Только одна фотография была без посвящения: девичья головка в профиль, выглядевшая рядом с Ледой и русалкой с Балтийского побережья как персик в ящике с картошкой. Я вертел фотографию и так и этак, не понимая, что могло связывать это волшебное создание с гнусным типом Ладике.
Я еще раз, более внимательно, осмотрел убитого. Пальцы, пожелтевшие от никотина. Типичное, зауряднопривлекательное, гладкое лицо, резко очерченный рот, длинные, темные, шелковистые ресницы. На рубашке, сшитой по индивидуальному заказу, и на пиджаке были ярлыки одного из лучших портных Гамбурга. Я перелистал документы. Альфред Ладике, заведующий секцией, 34 года, не женат, живет в Гамбурге, Миттельвег, 13. Квартал не для бедных.
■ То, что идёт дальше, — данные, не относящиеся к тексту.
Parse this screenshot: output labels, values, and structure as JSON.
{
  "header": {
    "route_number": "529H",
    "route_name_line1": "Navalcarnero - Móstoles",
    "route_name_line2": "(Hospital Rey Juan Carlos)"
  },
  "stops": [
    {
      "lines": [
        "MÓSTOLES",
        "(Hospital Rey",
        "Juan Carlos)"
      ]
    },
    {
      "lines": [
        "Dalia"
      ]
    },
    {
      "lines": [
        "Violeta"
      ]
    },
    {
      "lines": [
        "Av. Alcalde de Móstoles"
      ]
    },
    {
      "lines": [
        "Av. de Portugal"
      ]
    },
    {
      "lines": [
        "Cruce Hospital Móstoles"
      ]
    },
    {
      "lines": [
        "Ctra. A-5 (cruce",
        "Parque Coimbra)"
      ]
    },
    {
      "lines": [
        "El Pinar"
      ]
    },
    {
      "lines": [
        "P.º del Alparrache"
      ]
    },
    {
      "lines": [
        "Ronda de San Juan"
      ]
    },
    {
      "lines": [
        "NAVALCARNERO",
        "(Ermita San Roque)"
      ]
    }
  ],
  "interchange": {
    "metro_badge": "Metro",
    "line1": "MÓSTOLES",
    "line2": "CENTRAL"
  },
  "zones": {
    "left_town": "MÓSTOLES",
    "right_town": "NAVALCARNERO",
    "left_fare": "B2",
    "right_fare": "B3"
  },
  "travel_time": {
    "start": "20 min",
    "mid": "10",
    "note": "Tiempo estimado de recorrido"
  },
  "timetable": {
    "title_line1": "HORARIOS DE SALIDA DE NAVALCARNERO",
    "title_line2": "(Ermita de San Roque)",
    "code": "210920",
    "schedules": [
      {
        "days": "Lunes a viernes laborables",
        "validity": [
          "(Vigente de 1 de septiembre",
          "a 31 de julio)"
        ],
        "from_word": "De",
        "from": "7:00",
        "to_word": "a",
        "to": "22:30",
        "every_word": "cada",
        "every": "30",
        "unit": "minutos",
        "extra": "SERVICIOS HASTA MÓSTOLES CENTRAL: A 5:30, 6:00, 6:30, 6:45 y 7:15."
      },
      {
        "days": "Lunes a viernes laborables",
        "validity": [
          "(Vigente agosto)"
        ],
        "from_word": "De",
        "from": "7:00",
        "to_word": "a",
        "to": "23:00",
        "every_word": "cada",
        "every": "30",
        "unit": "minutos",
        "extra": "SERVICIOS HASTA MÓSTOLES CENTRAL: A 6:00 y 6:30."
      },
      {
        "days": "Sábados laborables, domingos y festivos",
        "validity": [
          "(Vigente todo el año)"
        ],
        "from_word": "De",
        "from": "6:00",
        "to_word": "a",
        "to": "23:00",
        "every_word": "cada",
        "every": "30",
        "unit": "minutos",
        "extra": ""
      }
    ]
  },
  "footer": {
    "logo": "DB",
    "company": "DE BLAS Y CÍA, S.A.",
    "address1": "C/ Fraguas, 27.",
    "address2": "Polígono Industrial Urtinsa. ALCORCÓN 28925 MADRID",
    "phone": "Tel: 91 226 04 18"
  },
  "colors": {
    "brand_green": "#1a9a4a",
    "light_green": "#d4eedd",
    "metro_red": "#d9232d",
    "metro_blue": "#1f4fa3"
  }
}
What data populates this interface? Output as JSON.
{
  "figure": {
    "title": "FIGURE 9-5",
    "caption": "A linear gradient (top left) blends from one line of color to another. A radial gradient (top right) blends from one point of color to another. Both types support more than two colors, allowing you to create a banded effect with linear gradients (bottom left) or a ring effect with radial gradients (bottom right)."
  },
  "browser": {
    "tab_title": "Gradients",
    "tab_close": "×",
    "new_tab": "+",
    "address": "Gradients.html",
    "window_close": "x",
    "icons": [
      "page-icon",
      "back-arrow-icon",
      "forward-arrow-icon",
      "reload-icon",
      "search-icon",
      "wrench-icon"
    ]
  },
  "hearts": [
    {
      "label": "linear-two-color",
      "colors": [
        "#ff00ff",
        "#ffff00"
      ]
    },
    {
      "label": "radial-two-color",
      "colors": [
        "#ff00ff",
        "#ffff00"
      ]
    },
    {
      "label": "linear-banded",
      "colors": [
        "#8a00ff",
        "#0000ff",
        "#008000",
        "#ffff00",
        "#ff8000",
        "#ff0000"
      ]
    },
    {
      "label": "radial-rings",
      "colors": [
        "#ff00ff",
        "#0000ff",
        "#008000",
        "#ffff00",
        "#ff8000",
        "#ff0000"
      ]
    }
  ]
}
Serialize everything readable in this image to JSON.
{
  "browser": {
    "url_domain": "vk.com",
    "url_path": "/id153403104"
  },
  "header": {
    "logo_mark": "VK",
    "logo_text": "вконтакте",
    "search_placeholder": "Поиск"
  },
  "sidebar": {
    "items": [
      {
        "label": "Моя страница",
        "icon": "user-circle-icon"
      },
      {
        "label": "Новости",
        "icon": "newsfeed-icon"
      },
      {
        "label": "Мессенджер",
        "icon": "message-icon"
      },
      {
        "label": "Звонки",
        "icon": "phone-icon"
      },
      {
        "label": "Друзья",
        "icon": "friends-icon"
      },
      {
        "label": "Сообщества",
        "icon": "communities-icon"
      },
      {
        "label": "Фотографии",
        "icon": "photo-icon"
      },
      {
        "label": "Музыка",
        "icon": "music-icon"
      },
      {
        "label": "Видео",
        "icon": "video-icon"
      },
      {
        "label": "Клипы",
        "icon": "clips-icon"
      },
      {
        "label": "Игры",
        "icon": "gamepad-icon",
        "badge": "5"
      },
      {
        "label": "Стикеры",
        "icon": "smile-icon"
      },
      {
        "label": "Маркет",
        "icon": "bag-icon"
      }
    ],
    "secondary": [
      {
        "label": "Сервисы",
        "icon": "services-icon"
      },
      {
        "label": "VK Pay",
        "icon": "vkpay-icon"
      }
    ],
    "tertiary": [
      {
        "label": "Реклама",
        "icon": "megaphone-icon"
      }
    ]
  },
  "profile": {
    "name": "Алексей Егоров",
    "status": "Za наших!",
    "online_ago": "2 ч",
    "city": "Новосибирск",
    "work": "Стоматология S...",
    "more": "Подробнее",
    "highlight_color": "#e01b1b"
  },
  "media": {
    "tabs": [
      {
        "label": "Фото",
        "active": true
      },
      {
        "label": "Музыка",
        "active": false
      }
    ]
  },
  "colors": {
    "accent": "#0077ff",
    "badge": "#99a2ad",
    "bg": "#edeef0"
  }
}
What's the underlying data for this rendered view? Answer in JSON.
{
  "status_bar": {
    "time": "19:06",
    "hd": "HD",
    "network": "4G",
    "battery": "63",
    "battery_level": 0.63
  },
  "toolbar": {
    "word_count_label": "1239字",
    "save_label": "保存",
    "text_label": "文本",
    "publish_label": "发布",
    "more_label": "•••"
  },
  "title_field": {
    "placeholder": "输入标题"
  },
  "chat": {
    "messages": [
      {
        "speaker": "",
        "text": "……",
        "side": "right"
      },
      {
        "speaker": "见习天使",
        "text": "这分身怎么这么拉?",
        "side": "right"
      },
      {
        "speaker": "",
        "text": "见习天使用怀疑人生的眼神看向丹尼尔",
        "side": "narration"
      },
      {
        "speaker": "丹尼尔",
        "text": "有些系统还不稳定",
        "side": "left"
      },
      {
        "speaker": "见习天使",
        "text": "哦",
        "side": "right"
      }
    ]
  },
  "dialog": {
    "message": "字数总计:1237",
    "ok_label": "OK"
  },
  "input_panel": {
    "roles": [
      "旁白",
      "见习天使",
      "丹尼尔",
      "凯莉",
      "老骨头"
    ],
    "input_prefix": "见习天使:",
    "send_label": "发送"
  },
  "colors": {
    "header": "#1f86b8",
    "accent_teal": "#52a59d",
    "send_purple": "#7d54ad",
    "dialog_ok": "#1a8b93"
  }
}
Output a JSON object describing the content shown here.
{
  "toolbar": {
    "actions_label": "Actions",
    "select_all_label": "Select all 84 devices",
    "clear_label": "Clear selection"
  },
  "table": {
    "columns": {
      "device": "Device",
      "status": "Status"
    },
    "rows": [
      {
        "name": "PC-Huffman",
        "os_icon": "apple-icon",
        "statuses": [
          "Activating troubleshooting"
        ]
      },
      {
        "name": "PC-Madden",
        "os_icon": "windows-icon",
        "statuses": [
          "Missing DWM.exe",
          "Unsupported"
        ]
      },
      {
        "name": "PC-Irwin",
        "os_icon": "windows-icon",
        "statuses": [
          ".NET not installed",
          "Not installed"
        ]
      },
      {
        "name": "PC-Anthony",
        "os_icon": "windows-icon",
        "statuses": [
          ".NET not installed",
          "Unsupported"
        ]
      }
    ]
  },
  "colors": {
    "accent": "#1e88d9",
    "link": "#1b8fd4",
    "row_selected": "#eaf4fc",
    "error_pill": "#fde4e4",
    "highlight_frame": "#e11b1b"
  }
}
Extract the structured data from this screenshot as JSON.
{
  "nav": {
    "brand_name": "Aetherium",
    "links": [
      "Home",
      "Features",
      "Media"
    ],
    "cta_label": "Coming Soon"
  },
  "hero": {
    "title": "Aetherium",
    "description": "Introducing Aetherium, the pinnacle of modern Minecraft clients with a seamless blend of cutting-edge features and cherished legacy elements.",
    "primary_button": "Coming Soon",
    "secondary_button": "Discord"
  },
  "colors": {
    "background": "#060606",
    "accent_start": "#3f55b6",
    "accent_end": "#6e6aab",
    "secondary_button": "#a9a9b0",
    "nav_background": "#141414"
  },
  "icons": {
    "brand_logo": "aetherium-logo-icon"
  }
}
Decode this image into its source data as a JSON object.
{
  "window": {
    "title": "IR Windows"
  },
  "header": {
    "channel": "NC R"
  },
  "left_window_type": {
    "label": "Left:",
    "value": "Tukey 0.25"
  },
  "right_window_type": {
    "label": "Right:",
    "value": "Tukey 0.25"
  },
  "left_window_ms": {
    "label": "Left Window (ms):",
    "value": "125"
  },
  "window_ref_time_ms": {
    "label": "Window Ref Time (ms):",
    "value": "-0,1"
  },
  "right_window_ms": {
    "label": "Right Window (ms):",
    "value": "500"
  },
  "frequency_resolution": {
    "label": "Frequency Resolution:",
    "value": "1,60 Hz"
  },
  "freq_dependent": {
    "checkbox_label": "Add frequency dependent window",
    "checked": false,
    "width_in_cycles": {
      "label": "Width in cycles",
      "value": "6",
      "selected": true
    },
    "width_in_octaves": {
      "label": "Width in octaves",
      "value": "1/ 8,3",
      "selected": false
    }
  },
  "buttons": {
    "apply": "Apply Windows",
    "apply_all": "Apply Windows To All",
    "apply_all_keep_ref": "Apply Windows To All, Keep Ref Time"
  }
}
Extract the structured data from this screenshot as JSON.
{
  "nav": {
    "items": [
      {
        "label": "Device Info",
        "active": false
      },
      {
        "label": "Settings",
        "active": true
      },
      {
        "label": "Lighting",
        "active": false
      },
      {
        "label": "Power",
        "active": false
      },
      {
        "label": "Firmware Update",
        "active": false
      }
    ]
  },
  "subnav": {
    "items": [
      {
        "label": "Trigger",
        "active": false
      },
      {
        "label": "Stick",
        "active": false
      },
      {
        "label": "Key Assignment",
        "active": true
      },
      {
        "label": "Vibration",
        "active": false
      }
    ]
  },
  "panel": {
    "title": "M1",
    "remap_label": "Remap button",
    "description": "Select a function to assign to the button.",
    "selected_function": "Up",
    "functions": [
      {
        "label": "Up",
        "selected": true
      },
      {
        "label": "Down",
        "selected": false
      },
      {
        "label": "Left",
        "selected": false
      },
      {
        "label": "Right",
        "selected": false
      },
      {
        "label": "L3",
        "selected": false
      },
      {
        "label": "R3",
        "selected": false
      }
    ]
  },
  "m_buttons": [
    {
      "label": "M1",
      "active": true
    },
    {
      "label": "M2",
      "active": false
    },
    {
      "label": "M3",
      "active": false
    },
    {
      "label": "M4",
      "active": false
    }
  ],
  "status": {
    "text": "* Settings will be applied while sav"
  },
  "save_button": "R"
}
Альфред Ладике — Казанова из Пезельдорфа.
— Ключей нет? — спросил я.
— Есть, — сказал один из экспертов. — От машины и от квартиры, лежат на письменном столе, в кожаном футляре.
— У вас еще много работы? — поинтересовался я, взглянув на часы. Было около шести.
— Примерно на час.
— Хорошо, — сказал я. — Я еду на квартиру Ладике. Занесите в протокол, что я взял все двенадцать фотографий. Возможно, одна из них мне понадобится.
— К примеру, Леда!
— Вот именно. Как предмет моих детских вожделений.
У двери я обернулся:
— Но один из вас должен оставаться здесь до моего возвращения.
— О’кей, — хором сказали все четверо.
В коридоре репортеры все еще роились вокруг уборщиц. Когда я вышел, они накинулись на меня.
— Сожалею, но никаких комментариев не будет, — сказал я. — Если хотите, записывайте анкетные данные убитого.
И я продиктовал им эти данные, хотя они вполне могли навести справки в конторе у дрктора Тютера. Пусть хоть это будет им легким утешением, подумалось мне.
У той уборщицы, что помоложе, я спросил, где отыскать ее шефа.
Штракмайер-старший поднялся с кресла, обтянутого оленьей кожей, когда я, коротко постучав, вошел в его тронный зал. Штракмайер-младший стоял у окна и курил сигару.